Hotel quarantine inquiry report: ‘Master of deflection’ Daniel Andrews blames bad culture
Daniel Andrews apologises for second wave that claimed more than 800 lives, saying ‘culture change’ needed within bureaucracy.
Daniel Andrews has conceded a scathing report handed down by the hotel quarantine inquiry shows a bureaucracy riddled with a poor culture was responsible for Victoria’s deadly COVID-19 crisis — as his former health minister accused her one-time political ally of “political deflection”.
The Victorian Premier apologised for the second wave that claimed more than 800 lives and said a “culture change” was needed within the state’s bureaucracy.
The inquiry, led by former Family Court judge Jennifer Coate, found the lack of any approval for use of guards would “shock the public”. She singled out former Victoria Police commissioner Graham Ashton for expressing a “preference” that private security should be used.
Ms Coate found bureaucrats had decided to engage private security without any oversight “nor a transparent rationale” and failed to take control of the hotel quarantine scheme.
In a dramatic intervention, Ms Mikakos called for Mr Andrews’ phone records on the day the program was established to be released and described his comments as “another masterclass in political deflection”. “I believe Victorians deserve to know the truth about an event that has so profoundly impacted them,” she said.
She added that it was disappointing the inquiry had redacted some phone records, “including the Premier’s calls in their entirety”, which needed to be released in the interests of “public transparency”.
Mr Ashton distanced himself from the decision to hire private security — blamed for allowing the virus to spread across Melbourne and kill hundreds of people. “Disappointingly, that person (who made the decision) seems determined to remain anonymous,” he told The Australian.
Mr Ashton, a star witness at the Coate inquiry, sent a message to AFP commissioner Reece Kershaw on March 27 as the program was being established telling him he thought it was the Department of Premier and Cabinet that had set up a deal to use private security at the quarantine hotels.
In her findings, Ms Coate said police and not private security should have guarded returning travellers, while the refusal by DHHS to take charge on quarantine sites “left brewing the disaster that tragically came to be”.
Ms Coate said the quarantine scheme’s complex and high-risk environment was left without the control agency, being DHHS, taking its leadership role, which included the need to provide on-site supervision and management.
“This should have been seen as essential to an inherently dangerous environment,” she said. “That such a situation developed and was not apparent as a danger until after the two outbreaks, tragically illustrated the lack of proper leadership and oversight, and the perils this created.”

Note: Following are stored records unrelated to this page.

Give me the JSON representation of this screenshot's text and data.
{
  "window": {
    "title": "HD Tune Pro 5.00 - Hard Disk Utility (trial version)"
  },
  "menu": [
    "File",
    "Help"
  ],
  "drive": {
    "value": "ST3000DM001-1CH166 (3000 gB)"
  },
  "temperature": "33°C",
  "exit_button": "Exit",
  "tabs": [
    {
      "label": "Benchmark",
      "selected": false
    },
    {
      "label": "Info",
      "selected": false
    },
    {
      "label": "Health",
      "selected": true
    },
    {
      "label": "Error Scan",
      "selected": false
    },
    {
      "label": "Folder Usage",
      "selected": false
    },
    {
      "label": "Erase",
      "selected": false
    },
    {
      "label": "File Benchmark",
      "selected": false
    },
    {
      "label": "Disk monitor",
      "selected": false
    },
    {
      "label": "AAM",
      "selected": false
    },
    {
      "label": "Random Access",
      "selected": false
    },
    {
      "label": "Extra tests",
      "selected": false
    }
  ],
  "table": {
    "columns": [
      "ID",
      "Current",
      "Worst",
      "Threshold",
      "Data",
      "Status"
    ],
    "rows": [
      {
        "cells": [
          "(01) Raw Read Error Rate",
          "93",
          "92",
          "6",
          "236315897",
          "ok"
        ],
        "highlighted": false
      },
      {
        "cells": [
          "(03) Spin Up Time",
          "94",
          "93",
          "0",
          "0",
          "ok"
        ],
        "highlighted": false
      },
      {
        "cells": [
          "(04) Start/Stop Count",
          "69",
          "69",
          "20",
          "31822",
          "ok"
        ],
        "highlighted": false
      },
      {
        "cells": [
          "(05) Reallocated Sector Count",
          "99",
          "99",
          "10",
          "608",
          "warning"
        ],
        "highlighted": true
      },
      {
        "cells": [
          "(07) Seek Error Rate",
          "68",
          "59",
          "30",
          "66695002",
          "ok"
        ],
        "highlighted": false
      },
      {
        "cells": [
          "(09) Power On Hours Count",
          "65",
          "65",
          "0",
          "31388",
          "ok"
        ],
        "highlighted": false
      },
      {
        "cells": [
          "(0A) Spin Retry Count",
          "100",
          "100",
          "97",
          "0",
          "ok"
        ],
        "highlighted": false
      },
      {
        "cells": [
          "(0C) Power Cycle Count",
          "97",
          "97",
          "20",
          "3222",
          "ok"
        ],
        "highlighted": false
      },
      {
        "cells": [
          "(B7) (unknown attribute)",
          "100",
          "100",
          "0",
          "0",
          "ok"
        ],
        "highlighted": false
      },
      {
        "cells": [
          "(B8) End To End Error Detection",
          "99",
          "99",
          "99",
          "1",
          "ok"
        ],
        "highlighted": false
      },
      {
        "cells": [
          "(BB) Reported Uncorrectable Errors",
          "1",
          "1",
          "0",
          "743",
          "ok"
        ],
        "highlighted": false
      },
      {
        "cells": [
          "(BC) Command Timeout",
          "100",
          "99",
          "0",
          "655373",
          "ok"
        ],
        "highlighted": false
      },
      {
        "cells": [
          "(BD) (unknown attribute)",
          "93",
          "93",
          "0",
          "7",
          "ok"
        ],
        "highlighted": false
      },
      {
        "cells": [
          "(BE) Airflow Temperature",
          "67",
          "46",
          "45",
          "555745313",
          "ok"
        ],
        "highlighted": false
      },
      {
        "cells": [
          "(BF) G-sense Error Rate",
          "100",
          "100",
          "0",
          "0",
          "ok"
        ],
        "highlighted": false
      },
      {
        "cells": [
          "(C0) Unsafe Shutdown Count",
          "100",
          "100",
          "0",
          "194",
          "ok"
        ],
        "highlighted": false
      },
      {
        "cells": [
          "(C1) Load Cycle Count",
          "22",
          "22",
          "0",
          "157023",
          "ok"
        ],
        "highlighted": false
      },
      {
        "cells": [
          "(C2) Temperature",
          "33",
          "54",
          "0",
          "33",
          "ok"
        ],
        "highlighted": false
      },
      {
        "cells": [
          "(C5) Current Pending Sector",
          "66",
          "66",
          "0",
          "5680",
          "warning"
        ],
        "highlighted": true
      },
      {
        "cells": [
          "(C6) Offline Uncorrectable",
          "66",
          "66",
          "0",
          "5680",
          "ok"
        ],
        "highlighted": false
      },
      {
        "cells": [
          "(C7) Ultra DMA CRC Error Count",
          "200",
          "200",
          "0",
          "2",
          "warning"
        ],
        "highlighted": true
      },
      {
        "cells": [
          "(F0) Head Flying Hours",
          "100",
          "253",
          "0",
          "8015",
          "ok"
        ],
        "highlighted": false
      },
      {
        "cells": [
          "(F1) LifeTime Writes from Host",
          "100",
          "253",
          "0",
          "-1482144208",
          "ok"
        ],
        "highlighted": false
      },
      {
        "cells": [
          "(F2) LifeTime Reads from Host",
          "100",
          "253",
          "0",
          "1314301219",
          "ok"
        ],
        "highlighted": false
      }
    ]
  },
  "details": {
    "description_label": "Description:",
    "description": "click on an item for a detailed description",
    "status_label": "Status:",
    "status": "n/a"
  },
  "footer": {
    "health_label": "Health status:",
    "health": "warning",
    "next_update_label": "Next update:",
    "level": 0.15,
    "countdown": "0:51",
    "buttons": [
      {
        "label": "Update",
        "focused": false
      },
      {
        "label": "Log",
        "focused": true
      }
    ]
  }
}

Ms Mikakos insisted she was “profoundly disappointed” that she was not adequately briefed by DHHS officials on the program and that Chief Health Officer Brett Sutton had not raise his concerns about the program with her.
Mr Andrews, who has already split the DHHS into two departments and accepted the resignation of its secretary Kym Peake, said his “commitment is not only to apologise … but to also offer my commitment to make sure we do everything we possibly can to learn these lessons”.
“If I could go back and get a daily update, as I do now, about everything that’s going on in hotel quarantine, I would,” Mr Andrews said on Monday.
“We have a steely resolve and a commitment to remedy those errors, those culture problems, those administrative problems, to ensure this can never — regardless of the circumstance — happen again.”
Ms Coate said it would be unfair to judge Victoria for a lack of planning for a mandatory quarantine program given the commonwealth had neither recommended nor developed such a plan despite undertaking a review of health responses in the wake of the 2009 swine flu pandemic. That review recommended the roles and responsibilities of all governments for the management of people in quarantine, at home and in other accommodation, during a pandemic, should be clarified.
After the review was published in 2011, work on policy regarding quarantine and isolation was not undertaken.
Ms Coate found former Department of Premier and Cabinet secretary Chris Eccles, in a phone conversation with Mr Ashton, was “the one to mention private security as (at least) an option”.
Quarantine breaches by guards in two quarantine hotels in May and June led to the state’s second wave of coronavirus, killing 801 people including 642 in aged care facilities, causing more than 18,000 to become infected, and resulting in a 3½-month lockdown.
Ms Coate concluded that “while no request was made to Victoria Police to provide the ‘first tier’ of the enforcement model for hotel quarantine, the then Chief Commissioner of Police was consulted and expressed a preference that private security perform that role and Victoria Police provide the ‘back up’ for that model”.
“That position, expressed by the senior police representative present at the (state control centre) meeting that afternoon, was clearly persuasive to those at the meeting,” Ms Coate’s report released on Monday found. “There being no particular discussion or dissent, this set in motion the actions, that evening … to commence contractual engagement with three security firms”.